It's a third gold for Malaysia at the Rio Paralympics, as long jumper Abdul Latif Romly broke the world record multiple times at the finals on Sunday.
Latif, who was competing in the men's long jump T20 (intellectual disability), broke the previous world record of 7.35 metres and set the new mark at 7.60 metres.
Zoran Talic from Croatia and Ukraine's Dmytro Prudnikov took silver and bronze, respectively.
The three men previously took the medal podium in the same order last October in Doha, Qatar, at the IPC Athletics World Championships.
Latif's gold adds to the historic medal tally Malaysia is racking up at the Games. It had previously won silver and bronze at the Paralympics, but never gold.
On Saturday, Mohamad Ridzuan Mohamad Puzi won the country's first Paralympic gold at the 100 metre T36 (cerebral palsy) event.
We just got our GOLD. Paralympic record for Ridzuan Puzi!
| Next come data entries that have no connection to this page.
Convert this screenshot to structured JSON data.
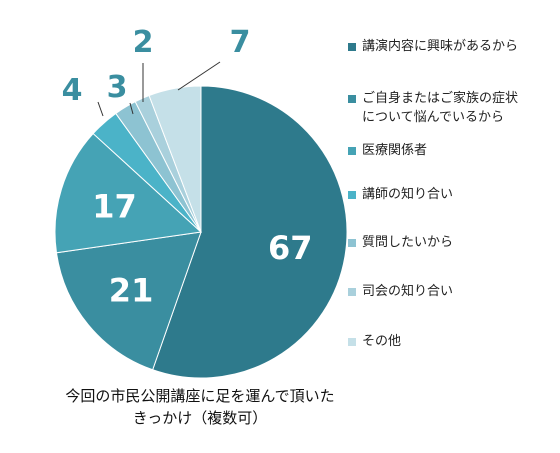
{
  "chart_data": {
    "type": "pie",
    "title_lines": [
      "今回の市民公開講座に足を運んで頂いた",
      "きっかけ（複数可）"
    ],
    "legend_position": "right",
    "slices": [
      {
        "label": "講演内容に興味があるから",
        "value": 67,
        "color": "#2e7a8c"
      },
      {
        "label": "ご自身またはご家族の症状について悩んでいるから",
        "label_lines": [
          "ご自身またはご家族の症状",
          "について悩んでいるから"
        ],
        "value": 21,
        "color": "#3a8ea0"
      },
      {
        "label": "医療関係者",
        "value": 17,
        "color": "#45a3b5"
      },
      {
        "label": "講師の知り合い",
        "value": 4,
        "color": "#4bb3c8"
      },
      {
        "label": "質問したいから",
        "value": 3,
        "color": "#8dc3d2"
      },
      {
        "label": "司会の知り合い",
        "value": 2,
        "color": "#a9d0dc"
      },
      {
        "label": "その他",
        "value": 7,
        "color": "#c5e0e8"
      }
    ],
    "data_label_color_inside": "#ffffff",
    "data_label_color_outside": "#3a8ea0"
  }
}
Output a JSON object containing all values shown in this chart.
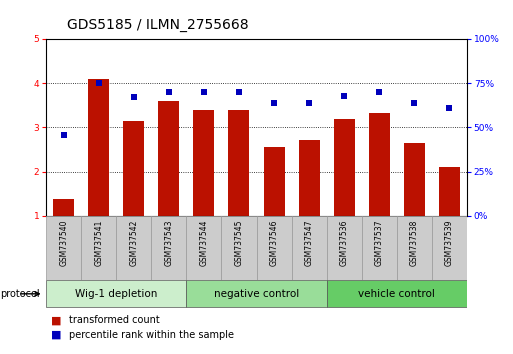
{
  "title": "GDS5185 / ILMN_2755668",
  "samples": [
    "GSM737540",
    "GSM737541",
    "GSM737542",
    "GSM737543",
    "GSM737544",
    "GSM737545",
    "GSM737546",
    "GSM737547",
    "GSM737536",
    "GSM737537",
    "GSM737538",
    "GSM737539"
  ],
  "bar_values": [
    1.38,
    4.1,
    3.15,
    3.6,
    3.4,
    3.4,
    2.55,
    2.72,
    3.2,
    3.32,
    2.65,
    2.1
  ],
  "percentile_values": [
    46,
    75,
    67,
    70,
    70,
    70,
    64,
    64,
    68,
    70,
    64,
    61
  ],
  "bar_color": "#bb1100",
  "dot_color": "#0000bb",
  "ylim_left": [
    1,
    5
  ],
  "ylim_right": [
    0,
    100
  ],
  "yticks_left": [
    1,
    2,
    3,
    4,
    5
  ],
  "yticks_right": [
    0,
    25,
    50,
    75,
    100
  ],
  "ytick_labels_right": [
    "0%",
    "25%",
    "50%",
    "75%",
    "100%"
  ],
  "groups": [
    {
      "label": "Wig-1 depletion",
      "indices": [
        0,
        1,
        2,
        3
      ]
    },
    {
      "label": "negative control",
      "indices": [
        4,
        5,
        6,
        7
      ]
    },
    {
      "label": "vehicle control",
      "indices": [
        8,
        9,
        10,
        11
      ]
    }
  ],
  "group_colors": [
    "#cceecc",
    "#99dd99",
    "#66cc66"
  ],
  "protocol_label": "protocol",
  "legend_bar_label": "transformed count",
  "legend_dot_label": "percentile rank within the sample",
  "background_color": "#ffffff",
  "bar_bottom": 1.0,
  "title_fontsize": 10,
  "tick_fontsize": 6.5,
  "label_fontsize": 7.5,
  "sample_fontsize": 5.5,
  "group_fontsize": 7.5
}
History is made tonight!
Khairy Jamaluddin (@Khairykj) September 10, 2016
Later, the next gold was delivered by Muhammad Ziyad Zolkefli, who won the men's shot put F20 (intellectual disability) final and shattered the world record as well.
Singaporean outcry over Paralympic prize money disparity
On Sunday, Malaysia's sports minister Khairy Jamaluddin said the country's Paralympic gold medal winners will receive the same 1 million Ringgit (US$242,927) prize bounty that's given to their Olympic counterparts.
The previous amount offered was just 30 percent of that.
The minister said in a Facebook post that it's meant to signal the country's support for the Paralympians, and that their "achievements and sacrifices are to be honoured the same as other athletes."
The move was lauded by local press and netizens.
But over in neighbouring Singapore, debate raged over the weekend regarding recent gold medal winner Yip Pin Xiu, who received S$200,000 (US$147,188) for her swimming achievement at Rio.
This is just one fifth of the S$1 million (US$735,943) given to Olympic gold swimmer Joseph Schooling after he beat Michael Phelps on the world stage last month.
Netizens registered their outrage at the "unfair treatment" on Facebook:
Yip's prize money this time round is already higher than the S$100,000 (US$73,594) she got for her gold at the 2008 Beijing Paralympics.
A similar public debate was sparked when it was revealed the country was offering just a fraction of the monetary award to Paralympians, and the amount was later raised, reported Today.
Singapore, which has always offered a S$1 million prize for Olympic gold, had never won one until Schooling's achievement last month.
Yip was Singapore's first Paralympic gold medal in 2008, where she broke a world record. Over the weekend in Rio she broke her own record and set another when she won the 100 metre backstroke S2 gold.